There are, however, plenty of visual cues that do not require specialised knowledge – or even a microscope, loupe, or magnifying glass – to decode, particularly if the cubic zirconia is on the larger side. Their flawlessness often belies them, and gives off an artificial look that even the average layperson can pick up on.

What’s more, the cubic zirconia’s vulnerability to damage, wear and tear, and frequent use means that, after just a relatively short time, its inferiority to diamond will be glaringly apparent. The strength of diamond is well known the world over, which means that, with age, even the most convincing cubic zirconia will reveal itself to onlookers, for whom even the smallest scratch will be seen as a tell-tale sign.

Cubic Zirconia Vs Diamond

There are many factors at play that prevent cubic zirconia from achieving the same sentimental or monetary significance that diamond has long since held around the world.
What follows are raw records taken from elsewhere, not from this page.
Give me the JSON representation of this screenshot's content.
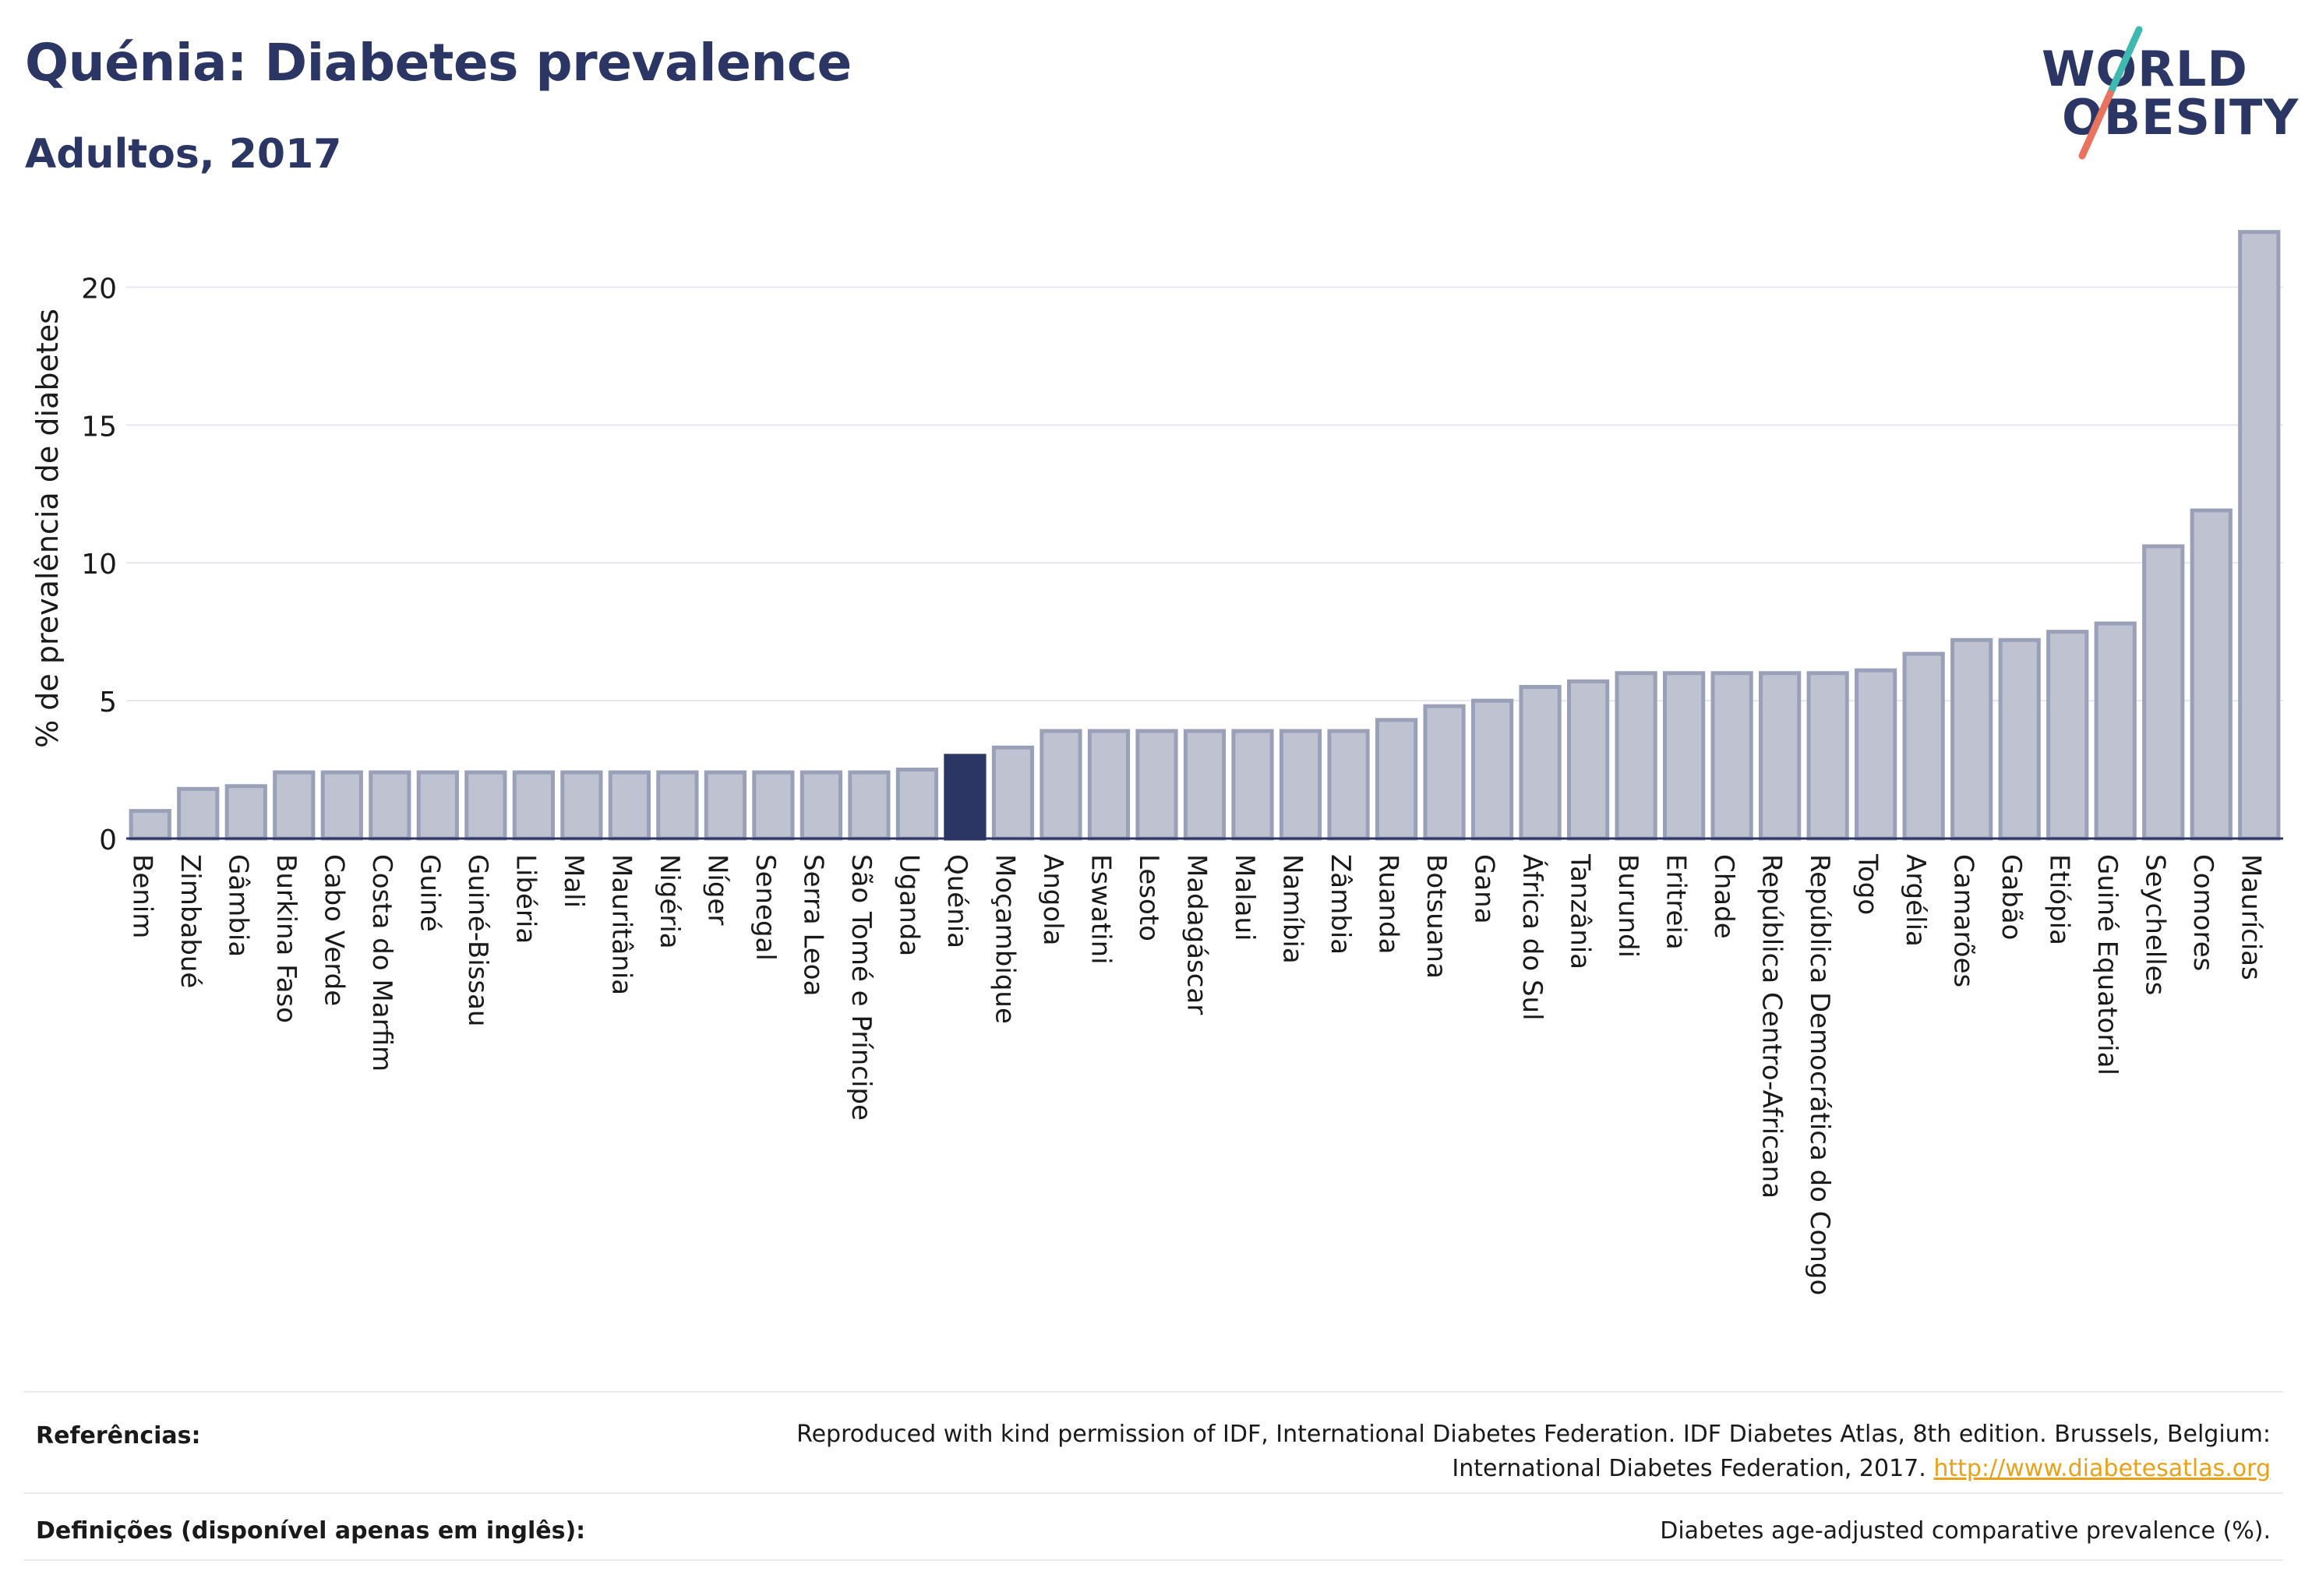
{
  "header": {
    "title": "Quénia: Diabetes prevalence",
    "subtitle": "Adultos, 2017"
  },
  "logo": {
    "line1": "WORLD",
    "line2": "OBESITY"
  },
  "colors": {
    "bar": "#bfc3d1",
    "bar_border": "#9aa0b8",
    "highlight": "#2b3664",
    "text": "#2b3664"
  },
  "chart_data": {
    "type": "bar",
    "ylabel": "% de prevalência de diabetes",
    "ylim": [
      0,
      22.5
    ],
    "yticks": [
      0,
      5,
      10,
      15,
      20
    ],
    "grid": true,
    "highlight": "Quénia",
    "categories": [
      "Benim",
      "Zimbabué",
      "Gâmbia",
      "Burkina Faso",
      "Cabo Verde",
      "Costa do Marfim",
      "Guiné",
      "Guiné-Bissau",
      "Libéria",
      "Mali",
      "Mauritânia",
      "Nigéria",
      "Níger",
      "Senegal",
      "Serra Leoa",
      "São Tomé e Príncipe",
      "Uganda",
      "Quénia",
      "Moçambique",
      "Angola",
      "Eswatini",
      "Lesoto",
      "Madagáscar",
      "Malaui",
      "Namíbia",
      "Zâmbia",
      "Ruanda",
      "Botsuana",
      "Gana",
      "África do Sul",
      "Tanzânia",
      "Burundi",
      "Eritreia",
      "Chade",
      "República Centro-Africana",
      "República Democrática do Congo",
      "Togo",
      "Argélia",
      "Camarões",
      "Gabão",
      "Etiópia",
      "Guiné Equatorial",
      "Seychelles",
      "Comores",
      "Maurícias"
    ],
    "values": [
      1.0,
      1.8,
      1.9,
      2.4,
      2.4,
      2.4,
      2.4,
      2.4,
      2.4,
      2.4,
      2.4,
      2.4,
      2.4,
      2.4,
      2.4,
      2.4,
      2.5,
      3.0,
      3.3,
      3.9,
      3.9,
      3.9,
      3.9,
      3.9,
      3.9,
      3.9,
      4.3,
      4.8,
      5.0,
      5.5,
      5.7,
      6.0,
      6.0,
      6.0,
      6.0,
      6.0,
      6.1,
      6.7,
      7.2,
      7.2,
      7.5,
      7.8,
      10.6,
      11.9,
      22.0
    ]
  },
  "footer": {
    "references_label": "Referências:",
    "references_line1": "Reproduced with kind permission of IDF, International Diabetes Federation. IDF Diabetes Atlas, 8th edition. Brussels, Belgium:",
    "references_line2": "International Diabetes Federation, 2017.",
    "references_link": "http://www.diabetesatlas.org",
    "definitions_label": "Definições (disponível apenas em inglês):",
    "definitions_text": "Diabetes age-adjusted comparative prevalence (%)."
  }
}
From the facts of its creation to its ability to last beyond a few years’ wear, cubic zirconia has found its place within the jewelry market – and it is far removed from that of diamond.

For anyone looking to make an investment, diamond is a clear winner. Whether you are looking for a stone that will remain within the family for generations, and serve a long line of wearers, or for a stone that is likely to find a good price on the resale market in a few years’ time, diamond represents your only reliable option.

For that reason, you should not only avoid those who attempt to sell cubic zirconia as viable simulants for diamond, but also understand how to spot the telltale signs of a forgery in order to avoid falling afoul of fraudsters. It is easy to be drawn in by a high price point and to take that as a sign of authenticity, but the only way to feel sure that your investment is going into the right place is to purchase your diamonds from a reputable seller, whose diamonds have been GIA certified.

Diamond has maintained such an irreplaceable significance in our lives, and for so many decades, due to the myriad factors that make it unique among other, visually comparable minerals and substances. We cannot hope to replace the exceptional story behind its journey to earth, just as we cannot ever imitate the unique ways in which it catches the light, or the attention of onlookers, or the heart of its wearer.